Get your camp’s website on popular websites and directories. Popularity is key for appearing on the first page of search engine rankings. You can ‘tether’ off of big, popular websites by having links to your website on theirs. Members of the Alberta Camping Association will be listed and linked in our directory. Get on other websites by joining your local chamber of commerce and submitting your website to established, industry specific business directories. Use social media networks like Facebook and Twitter to get more links to your website out on the world wide web. It’s also important to have links to other websites within your own content.

Google is the number one search engine and the most used in the world. Second to Google is YouTube, which is owned by Google. If you improve your search rankings on Google, other engines like Yahoo and Bing will follow.
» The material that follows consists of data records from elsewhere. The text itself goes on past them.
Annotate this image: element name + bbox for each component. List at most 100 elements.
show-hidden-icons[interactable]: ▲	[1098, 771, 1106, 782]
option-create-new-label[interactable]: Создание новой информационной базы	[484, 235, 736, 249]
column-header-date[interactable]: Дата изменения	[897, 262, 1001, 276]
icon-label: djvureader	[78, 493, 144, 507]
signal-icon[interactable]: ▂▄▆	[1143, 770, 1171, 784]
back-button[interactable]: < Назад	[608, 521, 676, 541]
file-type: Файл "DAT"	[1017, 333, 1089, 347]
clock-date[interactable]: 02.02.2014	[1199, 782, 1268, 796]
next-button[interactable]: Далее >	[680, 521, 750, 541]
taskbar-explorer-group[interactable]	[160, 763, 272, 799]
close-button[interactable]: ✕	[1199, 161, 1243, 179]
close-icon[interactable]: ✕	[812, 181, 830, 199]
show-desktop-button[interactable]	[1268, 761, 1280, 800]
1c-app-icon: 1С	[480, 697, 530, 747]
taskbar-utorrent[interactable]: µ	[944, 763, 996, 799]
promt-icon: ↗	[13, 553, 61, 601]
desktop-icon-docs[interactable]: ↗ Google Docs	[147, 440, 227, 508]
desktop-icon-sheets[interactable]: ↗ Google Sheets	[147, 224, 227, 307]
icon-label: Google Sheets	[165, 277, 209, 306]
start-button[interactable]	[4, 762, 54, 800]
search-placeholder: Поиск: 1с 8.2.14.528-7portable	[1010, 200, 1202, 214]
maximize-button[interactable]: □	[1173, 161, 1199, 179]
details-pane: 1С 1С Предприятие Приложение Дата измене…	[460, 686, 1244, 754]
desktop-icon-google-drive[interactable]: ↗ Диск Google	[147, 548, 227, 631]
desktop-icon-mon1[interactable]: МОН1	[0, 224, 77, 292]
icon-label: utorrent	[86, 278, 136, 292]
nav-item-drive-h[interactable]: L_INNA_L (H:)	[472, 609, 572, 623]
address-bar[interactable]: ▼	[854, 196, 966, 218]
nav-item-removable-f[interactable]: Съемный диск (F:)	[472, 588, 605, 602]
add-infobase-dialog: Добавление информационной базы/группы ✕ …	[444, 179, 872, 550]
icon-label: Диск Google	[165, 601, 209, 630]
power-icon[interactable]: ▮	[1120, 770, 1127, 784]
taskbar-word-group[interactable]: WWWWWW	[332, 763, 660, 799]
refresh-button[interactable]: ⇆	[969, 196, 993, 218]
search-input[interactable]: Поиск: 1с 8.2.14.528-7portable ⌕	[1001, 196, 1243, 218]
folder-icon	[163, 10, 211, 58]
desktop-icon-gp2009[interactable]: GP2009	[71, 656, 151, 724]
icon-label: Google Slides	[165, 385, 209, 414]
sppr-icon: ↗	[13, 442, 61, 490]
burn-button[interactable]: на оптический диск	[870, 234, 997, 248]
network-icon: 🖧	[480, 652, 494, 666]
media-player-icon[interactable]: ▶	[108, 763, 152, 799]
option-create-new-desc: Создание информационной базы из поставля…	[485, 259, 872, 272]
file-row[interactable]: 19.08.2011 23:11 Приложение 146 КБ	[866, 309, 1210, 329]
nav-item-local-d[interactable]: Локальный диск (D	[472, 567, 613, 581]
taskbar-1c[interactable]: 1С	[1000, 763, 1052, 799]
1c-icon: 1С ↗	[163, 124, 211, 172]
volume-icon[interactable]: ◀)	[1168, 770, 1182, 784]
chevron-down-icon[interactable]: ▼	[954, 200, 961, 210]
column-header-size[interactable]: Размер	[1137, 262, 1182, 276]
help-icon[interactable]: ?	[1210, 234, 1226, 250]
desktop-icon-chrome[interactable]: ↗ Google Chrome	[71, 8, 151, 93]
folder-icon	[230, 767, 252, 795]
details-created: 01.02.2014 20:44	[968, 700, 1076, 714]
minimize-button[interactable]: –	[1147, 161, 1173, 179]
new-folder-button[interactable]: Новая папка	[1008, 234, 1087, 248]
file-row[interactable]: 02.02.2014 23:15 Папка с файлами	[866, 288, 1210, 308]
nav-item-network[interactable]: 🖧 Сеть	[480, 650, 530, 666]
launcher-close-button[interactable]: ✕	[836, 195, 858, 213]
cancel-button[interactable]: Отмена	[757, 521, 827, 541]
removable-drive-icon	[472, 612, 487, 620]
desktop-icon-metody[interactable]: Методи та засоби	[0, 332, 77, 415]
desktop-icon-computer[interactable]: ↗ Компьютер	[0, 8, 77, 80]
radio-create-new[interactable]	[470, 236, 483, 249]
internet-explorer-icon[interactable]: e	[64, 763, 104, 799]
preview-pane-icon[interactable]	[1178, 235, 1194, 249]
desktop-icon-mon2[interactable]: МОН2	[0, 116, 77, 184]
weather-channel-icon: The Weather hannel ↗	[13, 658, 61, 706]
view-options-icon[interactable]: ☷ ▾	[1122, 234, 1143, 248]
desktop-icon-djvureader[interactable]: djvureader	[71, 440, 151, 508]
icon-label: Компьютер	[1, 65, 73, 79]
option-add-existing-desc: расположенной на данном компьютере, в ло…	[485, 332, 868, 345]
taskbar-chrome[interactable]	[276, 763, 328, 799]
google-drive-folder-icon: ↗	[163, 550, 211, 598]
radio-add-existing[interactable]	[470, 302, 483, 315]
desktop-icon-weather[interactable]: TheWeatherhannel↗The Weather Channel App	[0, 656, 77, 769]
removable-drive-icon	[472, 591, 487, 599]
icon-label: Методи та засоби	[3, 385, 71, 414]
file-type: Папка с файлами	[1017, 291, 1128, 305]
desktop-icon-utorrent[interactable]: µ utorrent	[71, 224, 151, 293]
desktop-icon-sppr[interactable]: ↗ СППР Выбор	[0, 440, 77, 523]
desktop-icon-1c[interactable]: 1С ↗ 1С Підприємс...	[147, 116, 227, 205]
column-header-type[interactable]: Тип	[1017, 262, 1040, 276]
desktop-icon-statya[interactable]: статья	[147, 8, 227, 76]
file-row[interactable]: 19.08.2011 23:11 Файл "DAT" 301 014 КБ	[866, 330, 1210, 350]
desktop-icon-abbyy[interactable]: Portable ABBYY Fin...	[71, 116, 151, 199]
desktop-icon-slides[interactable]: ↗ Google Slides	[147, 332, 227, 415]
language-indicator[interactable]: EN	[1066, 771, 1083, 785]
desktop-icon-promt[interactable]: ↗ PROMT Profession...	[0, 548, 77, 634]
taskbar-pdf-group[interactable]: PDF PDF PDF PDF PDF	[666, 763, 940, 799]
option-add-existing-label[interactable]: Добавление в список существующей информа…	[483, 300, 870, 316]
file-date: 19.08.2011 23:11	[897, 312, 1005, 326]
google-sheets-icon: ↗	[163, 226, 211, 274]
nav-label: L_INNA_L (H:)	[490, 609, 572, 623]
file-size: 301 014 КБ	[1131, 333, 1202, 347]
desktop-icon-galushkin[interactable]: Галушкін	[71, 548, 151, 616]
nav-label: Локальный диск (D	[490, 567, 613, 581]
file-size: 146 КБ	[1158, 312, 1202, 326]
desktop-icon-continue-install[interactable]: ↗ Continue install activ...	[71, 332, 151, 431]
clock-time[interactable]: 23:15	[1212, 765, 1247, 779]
You can also submit your content to Google. This will allow you to increase visibility and optimize your website for searches. Google makes it very easy for you to add your URL, label your content to help users find pages relevant to their search and submit a sitemap of your website to google. You can publish your local content to Google Maps and Google Places. Having a listing on Google Maps will help your camp’s website show up in searches without paying for Adwords.  Click here to learn how.

There are Google Grants available for non-profit organizations that grant $10,000 per year to use towards Google Adwords advertising.   Your advertisement will appear on the top of the search engine results page and along the right sidebar.  Google support forums will teach you how to properly use Google Analytics and Adwords so you can build and design ads and campaigns that will work best for your camp’s online marketing. The best part is that this grant is on-going. Learn more about Google Grants here.

If you’re unable to design a website using proper code or create good web content, you might want to consider hiring a professional web developer.  Although the initial cost might seem expensive for non-profit summer camps, you will see a return on that investment over the years.  Incorporating that cost into your annual budget should be considered.